Re:web-app-web (Score:5, Interesting)
Local storage is pretty cool, and the CSS animation and stuff doubly so. There's still the problem of having a good way to back up local storage.... *sigh*
That said, it's still not even slightly close to what you can do in a native app. Even if performance was identical, the DOM is beyond half assed as a GUI environment. There's not even a drag and drop mechanism built in that works across all browsers. There's no way to guarantee that your handlers won't get stripped out by some overzealous UI library that you load. Basic functionality like contentEditable (for WYSIWYG editing) is barely supported in any browser, replete with hundreds of serious bugs that make it very hard to deal with. There's no way to set up an automatically recurring callback with a guaranteed period. There's no way to spawn multiple threads of concurrent execution (except for a FireFox-specific mechanism). There's no standard way to talk to hardware. And those are just the huge problems.
Even simple things like specifying which UI elements should grow proportional to the window size is an utter pain. Creating clickable buttons that don't get their text content selected can be rather entertaining. Convincing the browser to not deselect the selected text in a contentEditable region when you do so is doubly so. Then, you have that fun box model that only a committee could love (all of us are dumber than any of us). Don't get me started on trying to do column layouts with CSS. I could go into specifics, but if you've ever tried to build any significant web application, you're already nodding in agreement.... :-)

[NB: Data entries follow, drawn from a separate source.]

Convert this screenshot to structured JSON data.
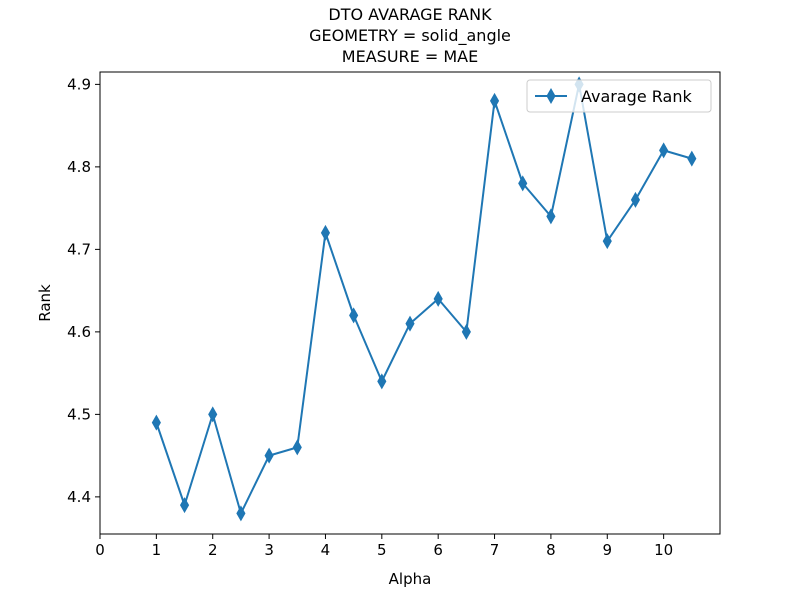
{
  "chart_data": {
    "type": "line",
    "title_lines": [
      "DTO AVARAGE RANK",
      "GEOMETRY = solid_angle",
      "MEASURE = MAE"
    ],
    "xlabel": "Alpha",
    "ylabel": "Rank",
    "xlim": [
      0,
      11
    ],
    "ylim": [
      4.355,
      4.915
    ],
    "xticks": [
      "0",
      "1",
      "2",
      "3",
      "4",
      "5",
      "6",
      "7",
      "8",
      "9",
      "10"
    ],
    "yticks": [
      "4.4",
      "4.5",
      "4.6",
      "4.7",
      "4.8",
      "4.9"
    ],
    "legend_position": "top-right",
    "grid": false,
    "series": [
      {
        "name": "Avarage Rank",
        "color": "#1f77b4",
        "marker": "thin-diamond",
        "x": [
          1,
          1.5,
          2,
          2.5,
          3,
          3.5,
          4,
          4.5,
          5,
          5.5,
          6,
          6.5,
          7,
          7.5,
          8,
          8.5,
          9,
          9.5,
          10,
          10.5
        ],
        "y": [
          4.49,
          4.39,
          4.5,
          4.38,
          4.45,
          4.46,
          4.72,
          4.62,
          4.54,
          4.61,
          4.64,
          4.6,
          4.88,
          4.78,
          4.74,
          4.9,
          4.71,
          4.76,
          4.82,
          4.81
        ]
      }
    ]
  }
}
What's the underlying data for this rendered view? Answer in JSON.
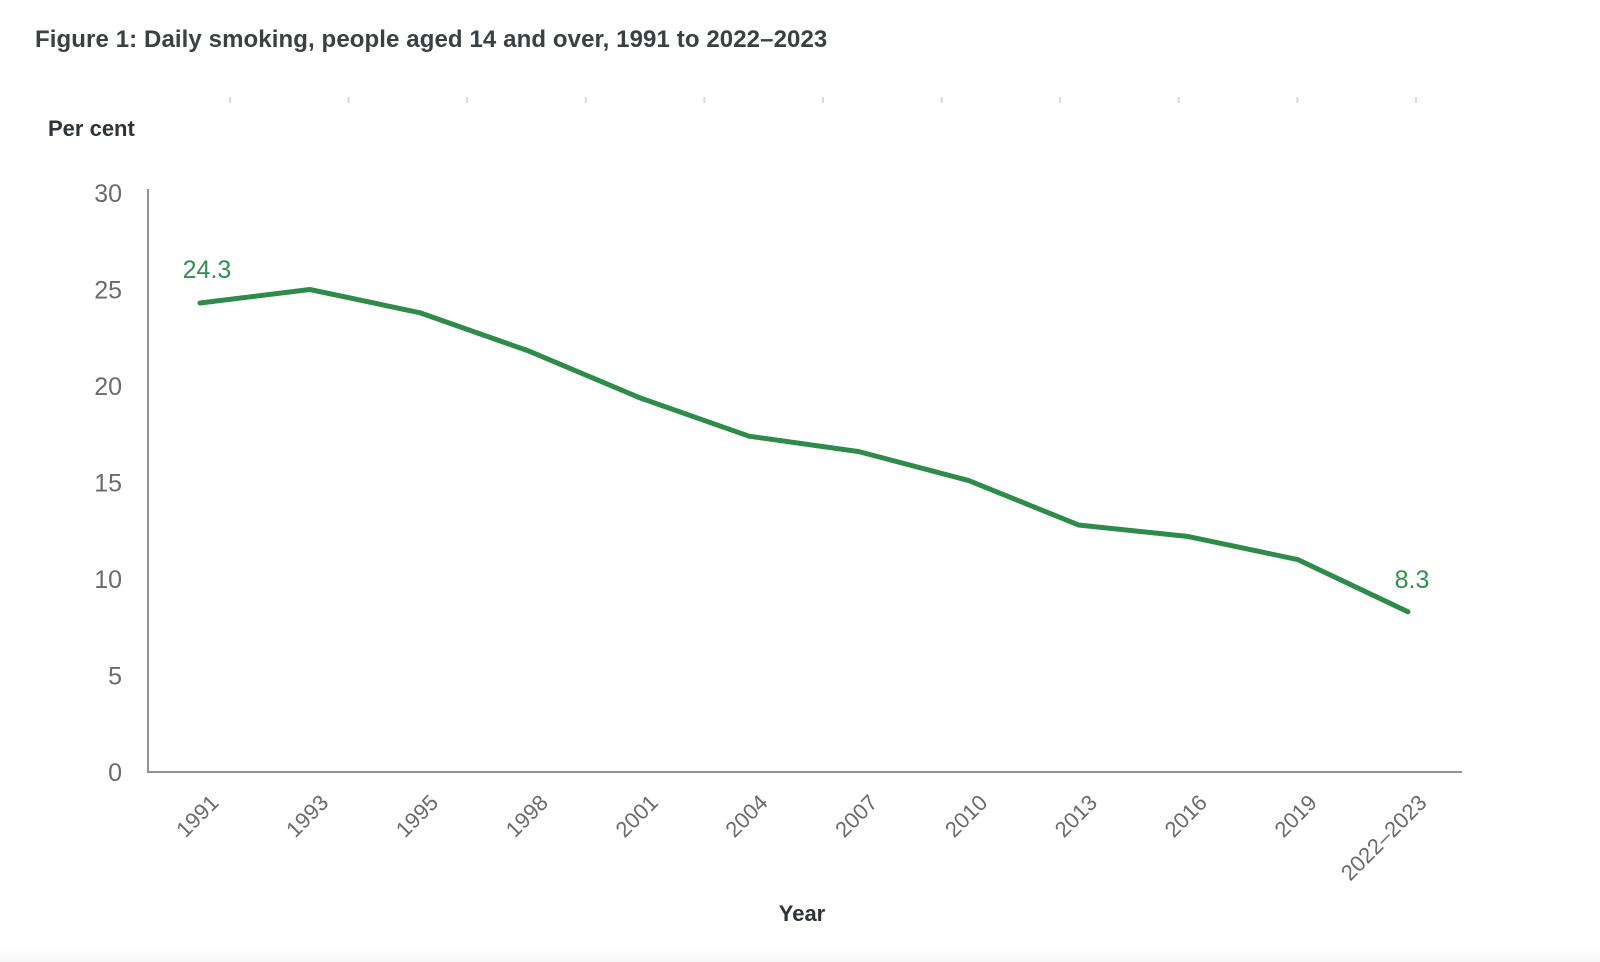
{
  "page": {
    "title": "Figure 1: Daily smoking, people aged 14 and over, 1991 to 2022–2023"
  },
  "chart_data": {
    "type": "line",
    "title": "Figure 1: Daily smoking, people aged 14 and over, 1991 to 2022–2023",
    "categories": [
      "1991",
      "1993",
      "1995",
      "1998",
      "2001",
      "2004",
      "2007",
      "2010",
      "2013",
      "2016",
      "2019",
      "2022–2023"
    ],
    "series": [
      {
        "name": "Daily smoking",
        "values": [
          24.3,
          25.0,
          23.8,
          21.8,
          19.4,
          17.4,
          16.6,
          15.1,
          12.8,
          12.2,
          11.0,
          8.3
        ]
      }
    ],
    "xlabel": "Year",
    "ylabel": "Per cent",
    "ylim": [
      0,
      30
    ],
    "yticks": [
      0,
      5,
      10,
      15,
      20,
      25,
      30
    ],
    "grid": false,
    "legend": "none",
    "annotations": [
      {
        "index": 0,
        "text": "24.3"
      },
      {
        "index": 11,
        "text": "8.3"
      }
    ],
    "colors": {
      "line": "#2e8b4a",
      "data_label": "#2f9150",
      "axis": "#949494",
      "tick_label": "#6b6b6b",
      "top_tick": "#d9d9d9"
    }
  }
}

Yeah, it's going in the right direction. It's got a long way to go, unfortunately. Right now, it takes mounds of custom GUI libraries just to get usable UI, mainly working around the fact that the web browser just wasn't designed to do this stuff. When I can write a web app that's lightweight and doesn't require bringing in something as heavyweight as Prototype just to get anything done, we'll be at least in the right ballpark./p>
Trusting the client (Score:3, Interesting)

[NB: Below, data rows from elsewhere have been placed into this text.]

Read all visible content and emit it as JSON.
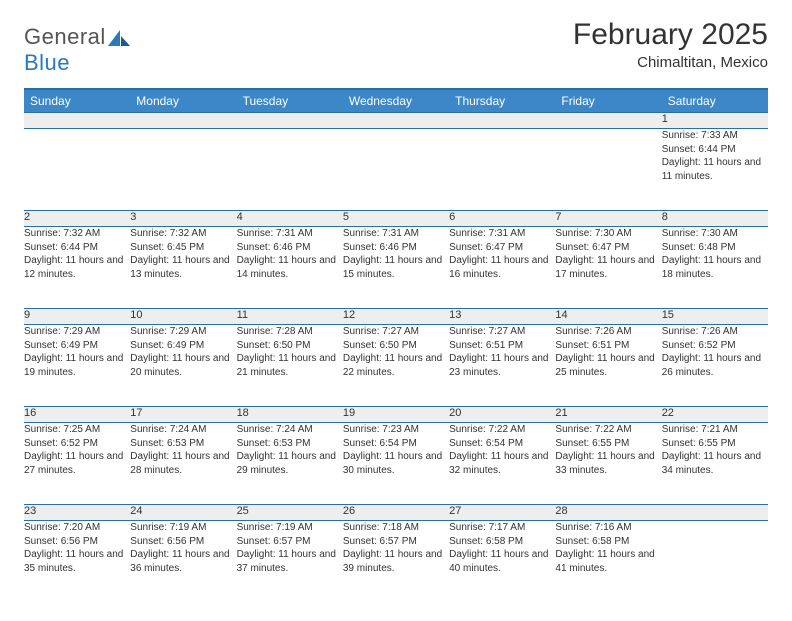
{
  "brand": {
    "part1": "General",
    "part2": "Blue"
  },
  "title": "February 2025",
  "location": "Chimaltitan, Mexico",
  "colors": {
    "header_bg": "#3b87c8",
    "header_border": "#2a6ea8",
    "daynum_bg": "#eeeeee",
    "text": "#333333",
    "brand_gray": "#555555",
    "brand_blue": "#2a7ab9"
  },
  "weekdays": [
    "Sunday",
    "Monday",
    "Tuesday",
    "Wednesday",
    "Thursday",
    "Friday",
    "Saturday"
  ],
  "weeks": [
    [
      null,
      null,
      null,
      null,
      null,
      null,
      {
        "n": "1",
        "sr": "7:33 AM",
        "ss": "6:44 PM",
        "dl": "11 hours and 11 minutes."
      }
    ],
    [
      {
        "n": "2",
        "sr": "7:32 AM",
        "ss": "6:44 PM",
        "dl": "11 hours and 12 minutes."
      },
      {
        "n": "3",
        "sr": "7:32 AM",
        "ss": "6:45 PM",
        "dl": "11 hours and 13 minutes."
      },
      {
        "n": "4",
        "sr": "7:31 AM",
        "ss": "6:46 PM",
        "dl": "11 hours and 14 minutes."
      },
      {
        "n": "5",
        "sr": "7:31 AM",
        "ss": "6:46 PM",
        "dl": "11 hours and 15 minutes."
      },
      {
        "n": "6",
        "sr": "7:31 AM",
        "ss": "6:47 PM",
        "dl": "11 hours and 16 minutes."
      },
      {
        "n": "7",
        "sr": "7:30 AM",
        "ss": "6:47 PM",
        "dl": "11 hours and 17 minutes."
      },
      {
        "n": "8",
        "sr": "7:30 AM",
        "ss": "6:48 PM",
        "dl": "11 hours and 18 minutes."
      }
    ],
    [
      {
        "n": "9",
        "sr": "7:29 AM",
        "ss": "6:49 PM",
        "dl": "11 hours and 19 minutes."
      },
      {
        "n": "10",
        "sr": "7:29 AM",
        "ss": "6:49 PM",
        "dl": "11 hours and 20 minutes."
      },
      {
        "n": "11",
        "sr": "7:28 AM",
        "ss": "6:50 PM",
        "dl": "11 hours and 21 minutes."
      },
      {
        "n": "12",
        "sr": "7:27 AM",
        "ss": "6:50 PM",
        "dl": "11 hours and 22 minutes."
      },
      {
        "n": "13",
        "sr": "7:27 AM",
        "ss": "6:51 PM",
        "dl": "11 hours and 23 minutes."
      },
      {
        "n": "14",
        "sr": "7:26 AM",
        "ss": "6:51 PM",
        "dl": "11 hours and 25 minutes."
      },
      {
        "n": "15",
        "sr": "7:26 AM",
        "ss": "6:52 PM",
        "dl": "11 hours and 26 minutes."
      }
    ],
    [
      {
        "n": "16",
        "sr": "7:25 AM",
        "ss": "6:52 PM",
        "dl": "11 hours and 27 minutes."
      },
      {
        "n": "17",
        "sr": "7:24 AM",
        "ss": "6:53 PM",
        "dl": "11 hours and 28 minutes."
      },
      {
        "n": "18",
        "sr": "7:24 AM",
        "ss": "6:53 PM",
        "dl": "11 hours and 29 minutes."
      },
      {
        "n": "19",
        "sr": "7:23 AM",
        "ss": "6:54 PM",
        "dl": "11 hours and 30 minutes."
      },
      {
        "n": "20",
        "sr": "7:22 AM",
        "ss": "6:54 PM",
        "dl": "11 hours and 32 minutes."
      },
      {
        "n": "21",
        "sr": "7:22 AM",
        "ss": "6:55 PM",
        "dl": "11 hours and 33 minutes."
      },
      {
        "n": "22",
        "sr": "7:21 AM",
        "ss": "6:55 PM",
        "dl": "11 hours and 34 minutes."
      }
    ],
    [
      {
        "n": "23",
        "sr": "7:20 AM",
        "ss": "6:56 PM",
        "dl": "11 hours and 35 minutes."
      },
      {
        "n": "24",
        "sr": "7:19 AM",
        "ss": "6:56 PM",
        "dl": "11 hours and 36 minutes."
      },
      {
        "n": "25",
        "sr": "7:19 AM",
        "ss": "6:57 PM",
        "dl": "11 hours and 37 minutes."
      },
      {
        "n": "26",
        "sr": "7:18 AM",
        "ss": "6:57 PM",
        "dl": "11 hours and 39 minutes."
      },
      {
        "n": "27",
        "sr": "7:17 AM",
        "ss": "6:58 PM",
        "dl": "11 hours and 40 minutes."
      },
      {
        "n": "28",
        "sr": "7:16 AM",
        "ss": "6:58 PM",
        "dl": "11 hours and 41 minutes."
      },
      null
    ]
  ],
  "labels": {
    "sunrise": "Sunrise:",
    "sunset": "Sunset:",
    "daylight": "Daylight:"
  }
}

[Cross-Origin Resource Sharing] actually is [secure], for non-public resources (ones requiring a login).
The right solution in this case would be a 401 Unauthorized result, not a client-side-enforced limitation. Are you envisioning a situation in which the data is available to humans for free and to proxies for free but to client-side scripts for pay?
Mozilla promises, Opera delivers and gets ignored (Score:3, Interesting)
Currently, Opera 10 is available on every handset which is open to 3rd party. Read it as iPhone excluded.
J2ME (via Opera Mini), Symbian (which has 40% share and not even mentioned by Mozilla), Windows Mobile and Android supported. It is basically the same engine as Desktop one, bit by bit thanks to their ultra portable web renderer. Even "dead" (chap 11.) UIQ3 is supported somehow with a native client.
They are packing "Widgets" which are based on W3C standards for desktop right now, Opera 10.20 alpha does run same widget across 3 desktop platforms. Linux, OS X and Windows. It doesn't need to crack into their build system to predict they will go mobile with that idea.
What bothers me is, PC Pro, a UK based site doesn't even ask why on earth Symbian is not even mentioned or supported since Symbian is actually a british thing to begin with. Nor they fail to bother checking Opera which supports some handsets/operating systems which are abandoned by vendor themselves.
For web designers, widget developers, there is nothing to bother. They as a small company always supported standards, somehow failed to get market share because of it. So, there is no "Opera specific" quirk. It is all W3C.